El juez sitúa el origen de la trama contra la UCO en los días del “periodo de reflexión” de Sánchez

La investigación que dirige la Audiencia Nacional sobre una supuesta red destinada a interferir en causas judiciales vinculadas al PSOE y al Gobierno entra en una nueva dimensión política. El juez Santiago Pedraz sostiene que la presunta operación para desacreditar investigaciones policiales y judiciales comenzó a activarse en uno de los momentos más delicados para Pedro Sánchez: los cinco días de reflexión que anunció en abril de 2024 tras la imputación de su esposa, Begoña Gómez.

En un auto de enorme carga política y judicial, el magistrado describe la existencia de una estructura organizada que habría actuado de manera “sistemática y continuada” para neutralizar procedimientos que afectaban tanto al partido socialista como al entorno más cercano del presidente del Gobierno.

El instructor sitúa en el centro de la operación al entonces secretario de Organización del PSOE, Santos Cerdán, a quien atribuye un papel de dirección superior dentro de la supuesta trama. Según el juez, Cerdán habría coordinado actuaciones a través de la exmilitante socialista Leire Díez, encargándole tareas destinadas a proteger los intereses políticos del partido frente al avance de distintas investigaciones judiciales.

La resolución judicial fija como momento clave una reunión celebrada el 26 de abril de 2024 en la sede del PSOE en Ferraz, apenas dos días después de que Sánchez anunciara públicamente su periodo de reflexión. Para Pedraz, ese encuentro marca el auténtico “punto de inflexión” de la actividad investigada.

A aquella reunión habrían asistido, además de Leire Díez, el empresario Javier Pérez Dolset, el exresponsable de comunicación socialista Ion Antolín y Juan Manuel Serrano.

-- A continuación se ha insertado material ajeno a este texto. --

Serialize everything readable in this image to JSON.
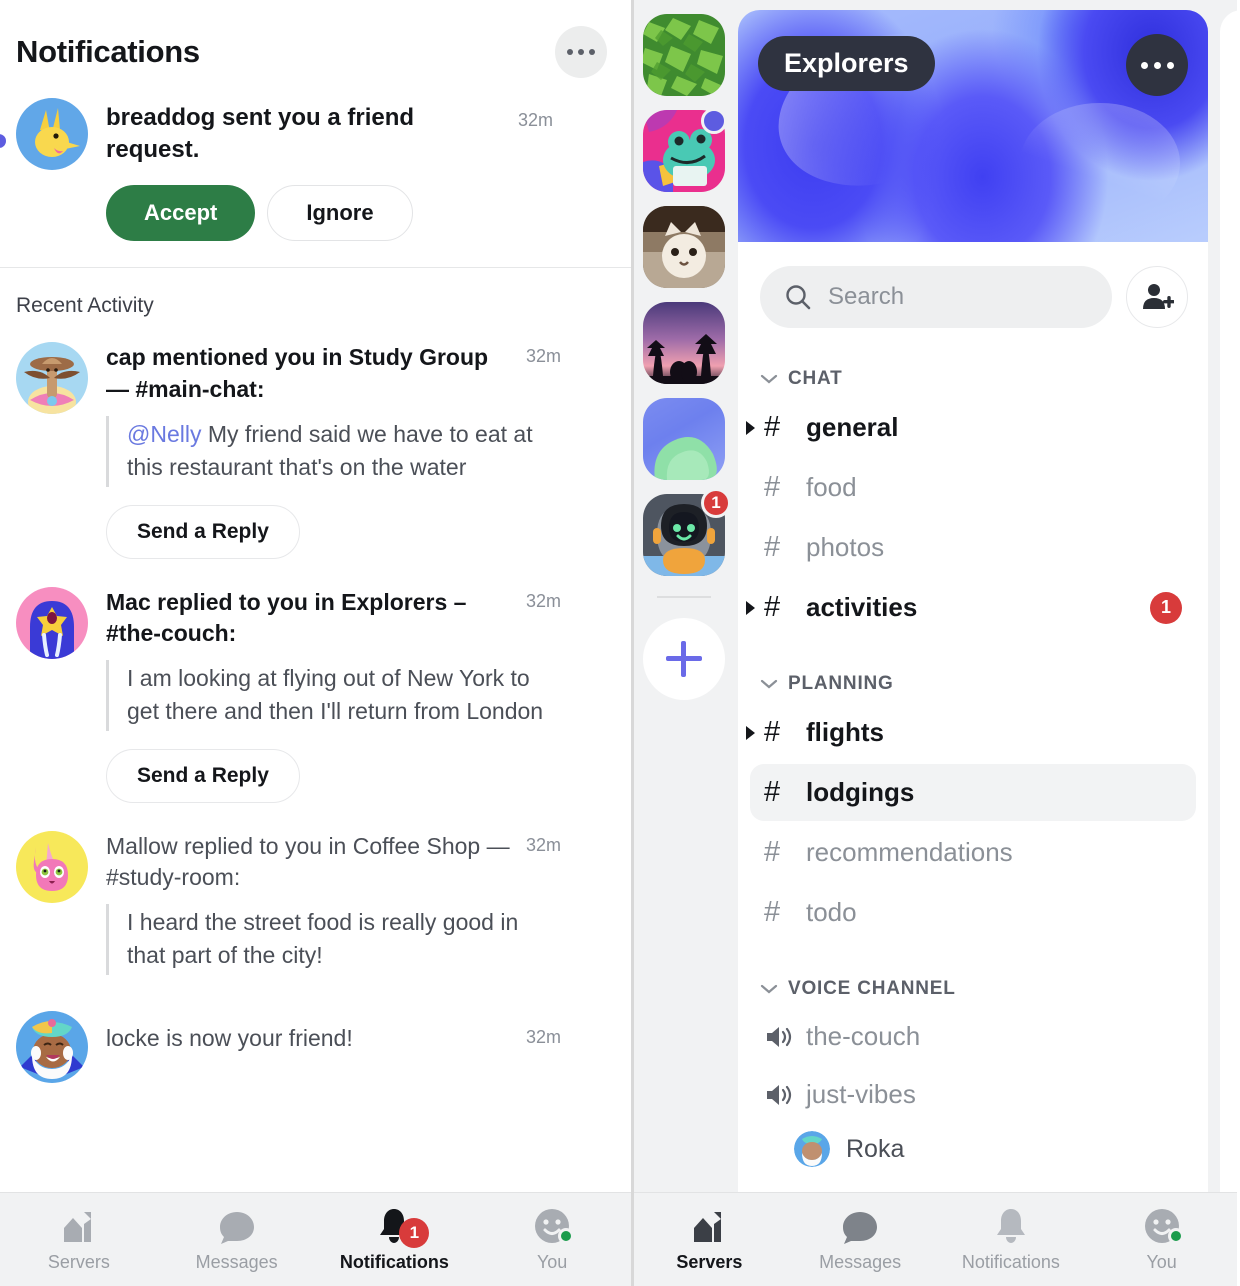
{
  "left": {
    "header": {
      "title": "Notifications",
      "more_icon": "more-horizontal-icon"
    },
    "friend_request": {
      "avatar": "breaddog-avatar",
      "text": "breaddog sent you a friend request.",
      "time": "32m",
      "accept_label": "Accept",
      "ignore_label": "Ignore",
      "unread": true
    },
    "recent_activity_label": "Recent Activity",
    "activities": [
      {
        "avatar": "cap-avatar",
        "headline": "cap mentioned you in Study Group — #main-chat:",
        "time": "32m",
        "mention": "@Nelly",
        "quote": " My friend said we have to eat at this restaurant that's on the water",
        "reply_label": "Send a Reply",
        "unread": true
      },
      {
        "avatar": "mac-avatar",
        "headline": "Mac replied to you in Explorers – #the-couch:",
        "time": "32m",
        "mention": "",
        "quote": "I am looking at flying out of New York to get there and then I'll return from London",
        "reply_label": "Send a Reply",
        "unread": true
      },
      {
        "avatar": "mallow-avatar",
        "headline": "Mallow replied to you in Coffee Shop — #study-room:",
        "time": "32m",
        "mention": "",
        "quote": "I heard the street food is really good in that part of the city!",
        "reply_label": "",
        "unread": false
      },
      {
        "avatar": "locke-avatar",
        "headline": "locke is now your friend!",
        "time": "32m",
        "mention": "",
        "quote": "",
        "reply_label": "",
        "unread": false
      }
    ],
    "tabs": [
      {
        "label": "Servers",
        "icon": "servers-icon",
        "active": false,
        "badge": ""
      },
      {
        "label": "Messages",
        "icon": "messages-icon",
        "active": false,
        "badge": ""
      },
      {
        "label": "Notifications",
        "icon": "bell-icon",
        "active": true,
        "badge": "1"
      },
      {
        "label": "You",
        "icon": "you-avatar-icon",
        "active": false,
        "badge": ""
      }
    ]
  },
  "right": {
    "servers": [
      {
        "name": "broccoli-server",
        "badge": "",
        "dot": false
      },
      {
        "name": "frog-server",
        "badge": "",
        "dot": true
      },
      {
        "name": "cat-server",
        "badge": "",
        "dot": false
      },
      {
        "name": "sunset-server",
        "badge": "",
        "dot": false
      },
      {
        "name": "green-blob-server",
        "badge": "",
        "dot": false
      },
      {
        "name": "robot-server",
        "badge": "1",
        "dot": false
      }
    ],
    "add_server_label": "+",
    "banner": {
      "server_name": "Explorers",
      "more_icon": "more-horizontal-icon"
    },
    "search": {
      "placeholder": "Search",
      "value": "",
      "icon": "search-icon"
    },
    "add_friend_icon": "add-person-icon",
    "categories": [
      {
        "label": "CHAT",
        "collapsed": false,
        "channels": [
          {
            "name": "general",
            "type": "text",
            "unread": true,
            "badge": "",
            "active": false
          },
          {
            "name": "food",
            "type": "text",
            "unread": false,
            "badge": "",
            "active": false
          },
          {
            "name": "photos",
            "type": "text",
            "unread": false,
            "badge": "",
            "active": false
          },
          {
            "name": "activities",
            "type": "text",
            "unread": true,
            "badge": "1",
            "active": false
          }
        ]
      },
      {
        "label": "PLANNING",
        "collapsed": false,
        "channels": [
          {
            "name": "flights",
            "type": "text",
            "unread": true,
            "badge": "",
            "active": false
          },
          {
            "name": "lodgings",
            "type": "text",
            "unread": true,
            "badge": "",
            "active": true
          },
          {
            "name": "recommendations",
            "type": "text",
            "unread": false,
            "badge": "",
            "active": false
          },
          {
            "name": "todo",
            "type": "text",
            "unread": false,
            "badge": "",
            "active": false
          }
        ]
      },
      {
        "label": "VOICE CHANNEL",
        "collapsed": false,
        "channels": [
          {
            "name": "the-couch",
            "type": "voice",
            "unread": false,
            "badge": "",
            "active": false
          },
          {
            "name": "just-vibes",
            "type": "voice",
            "unread": false,
            "badge": "",
            "active": false
          }
        ]
      }
    ],
    "voice_members": [
      {
        "name": "Roka",
        "avatar": "roka-avatar"
      }
    ],
    "tabs": [
      {
        "label": "Servers",
        "icon": "servers-icon",
        "active": true,
        "badge": ""
      },
      {
        "label": "Messages",
        "icon": "messages-icon",
        "active": false,
        "badge": ""
      },
      {
        "label": "Notifications",
        "icon": "bell-icon",
        "active": false,
        "badge": ""
      },
      {
        "label": "You",
        "icon": "you-avatar-icon",
        "active": false,
        "badge": ""
      }
    ]
  },
  "colors": {
    "accent_green": "#2d7d46",
    "badge_red": "#d83b3b",
    "unread_blue": "#5d5ce0",
    "mention_blue": "#6a79e0",
    "presence_green": "#1a9b4b",
    "pill_dark": "#2f3340"
  }
}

El magistrado interpreta diversos mensajes y comunicaciones intervenidas como indicios de que existía una estrategia organizada para responder políticamente a las causas judiciales que comenzaban a cercar al entorno del Ejecutivo.

La investigación sostiene que el objetivo final de la supuesta red era frenar o desacreditar procedimientos relacionados con casos especialmente sensibles para el Gobierno, entre ellos las investigaciones sobre Gómez, David Sánchez —hermano del presidente— o distintas actuaciones impulsadas por la Unidad Central Operativa (UCO) de la Guardia Civil y la Fiscalía Anticorrupción.

Pedraz considera que la trama no solo actuó mediante campañas de presión o descrédito público, sino que también pudo utilizar recursos económicos y logísticos vinculados al propio PSOE. El auto habla de pagos encubiertos, facturas presuntamente falsas y financiación de actividades destinadas a sostener la operación.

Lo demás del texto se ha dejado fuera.